Beitrag von Mina » So 22. Apr 2018, 10:10

In Anlehnung zu dem empfohlenen Buch habe ich seit gestern Abend ein fiktives Kapitel aus meinem näheren Umfeld.

Wir saßen mit unserer Nachbarschaft im Garten und grillten zusammen. Und wie das so üblich ist bei uns, jeder trägt einfach unkompliziert etwas zum Essen bei. Jeder grillt für jeden, so unser Motto. Schön ist es jedesmal.
Und ebenso halten wir es auch mit der Sitzordnung welche als solche nicht existiert.
Jedenfalls saß ich meiner Nachbarin gegenüber, Mutter eines vier Jährigen (B)engels und Erzieherin in einem Kindergarten. Wir hatten das Thema Transidentität und Geschlechterrollen. Sie erzählte das es ganz oft vorkommt, das sich einige Jungen in der freien Spielzeit "schön" machen möchten. Sie ziehen sich dann ein Kleid an aus der Klamottenkiste und entsprechende Schuhe. Ganz stolz präsentieren sie sich dann und spielen Modenschau oder ähnliches.
Jedenfalls, erzählte sie, kam es letzte Woche dazu, das gerade eine Mutter des Jungen welcher sich gerade "schön" gemacht hatte, vorbeikam um ihm etwas zu bringen. Als sie den Sohnemann so sah ist sie komplett ausgestiegen und riss im das Kleid vom Leib. Schimpfte mit ihm. Ob er nicht mehr ganz dicht ist, so etwas macht ein Junge nicht.
Meine Nachbarin schritt pädagogisch natürlich sofort ein und erklärte der Mutter das sie bitte Haltung bewahren soll, ihr Sohn hatte schlicht das Bedürfniss sich schön zu machen und schön zu fühlen...etc...

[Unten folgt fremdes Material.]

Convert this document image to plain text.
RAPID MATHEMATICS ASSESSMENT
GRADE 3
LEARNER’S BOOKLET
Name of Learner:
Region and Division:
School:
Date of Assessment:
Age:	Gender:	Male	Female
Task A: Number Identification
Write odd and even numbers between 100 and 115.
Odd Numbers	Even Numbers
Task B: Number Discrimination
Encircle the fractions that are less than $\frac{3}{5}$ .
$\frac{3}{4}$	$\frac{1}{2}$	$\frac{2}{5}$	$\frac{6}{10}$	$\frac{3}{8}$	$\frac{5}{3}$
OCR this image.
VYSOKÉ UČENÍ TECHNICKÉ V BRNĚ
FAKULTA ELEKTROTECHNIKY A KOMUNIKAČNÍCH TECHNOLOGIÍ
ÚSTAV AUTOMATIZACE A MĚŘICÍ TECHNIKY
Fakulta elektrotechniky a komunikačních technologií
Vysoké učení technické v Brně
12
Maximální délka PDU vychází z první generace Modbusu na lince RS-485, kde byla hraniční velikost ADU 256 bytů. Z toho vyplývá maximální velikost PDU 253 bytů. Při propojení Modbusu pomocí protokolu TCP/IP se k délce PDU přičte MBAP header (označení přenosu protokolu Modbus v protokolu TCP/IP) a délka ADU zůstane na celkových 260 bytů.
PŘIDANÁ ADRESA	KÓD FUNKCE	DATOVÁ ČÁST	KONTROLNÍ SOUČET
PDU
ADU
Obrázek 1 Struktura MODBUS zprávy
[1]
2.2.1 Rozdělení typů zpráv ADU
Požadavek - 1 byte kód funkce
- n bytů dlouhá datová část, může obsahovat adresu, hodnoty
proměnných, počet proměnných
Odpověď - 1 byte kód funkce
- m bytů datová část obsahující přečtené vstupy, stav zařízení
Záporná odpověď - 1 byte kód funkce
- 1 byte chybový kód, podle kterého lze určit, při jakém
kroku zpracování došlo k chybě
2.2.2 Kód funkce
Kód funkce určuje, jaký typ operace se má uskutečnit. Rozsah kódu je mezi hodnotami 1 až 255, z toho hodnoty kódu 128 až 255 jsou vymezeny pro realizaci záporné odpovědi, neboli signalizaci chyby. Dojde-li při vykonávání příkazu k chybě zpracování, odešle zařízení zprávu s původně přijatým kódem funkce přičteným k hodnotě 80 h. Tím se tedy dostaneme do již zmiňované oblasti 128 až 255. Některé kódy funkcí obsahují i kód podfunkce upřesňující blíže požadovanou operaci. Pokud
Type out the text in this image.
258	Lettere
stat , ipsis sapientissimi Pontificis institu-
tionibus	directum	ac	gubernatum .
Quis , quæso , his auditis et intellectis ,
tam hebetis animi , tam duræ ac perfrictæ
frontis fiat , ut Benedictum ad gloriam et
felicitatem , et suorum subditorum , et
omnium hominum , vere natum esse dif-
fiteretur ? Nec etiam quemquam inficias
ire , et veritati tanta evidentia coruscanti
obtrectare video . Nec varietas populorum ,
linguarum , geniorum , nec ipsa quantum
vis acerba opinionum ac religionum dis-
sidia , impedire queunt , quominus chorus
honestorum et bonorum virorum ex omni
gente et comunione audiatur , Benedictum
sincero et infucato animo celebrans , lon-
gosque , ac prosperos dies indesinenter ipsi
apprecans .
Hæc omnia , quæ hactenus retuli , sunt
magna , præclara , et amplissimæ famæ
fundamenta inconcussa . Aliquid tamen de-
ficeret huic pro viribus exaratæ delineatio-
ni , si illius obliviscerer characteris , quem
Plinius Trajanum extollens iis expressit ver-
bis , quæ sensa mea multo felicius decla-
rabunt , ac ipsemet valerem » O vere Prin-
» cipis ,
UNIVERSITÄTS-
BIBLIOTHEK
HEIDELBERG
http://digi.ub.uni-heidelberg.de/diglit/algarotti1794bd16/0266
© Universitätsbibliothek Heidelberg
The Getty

Wir unterhielten uns noch lange darüber, das es wohl kein Wunder ist, das "wir" also immer dieses ungute Gefühl in uns tragen wenn wir das erste Mal rausgehen. In des Jungen Fall ist das Schlüsselerlebnis nun gestellt im Alter von ~5 Jahren.

Und solche Situationen gibt es so häufig berichtete meine Nachbarin. Ein ganz schrecklicher Zustand. Das Kind in seiner freien Persönlichkeitsentwicklung zu hindern. Da steckt kein erzieherischer Auftrag hinter. Das ist Manipulativ und gehört meiner Ansicht nach Sanktioniert.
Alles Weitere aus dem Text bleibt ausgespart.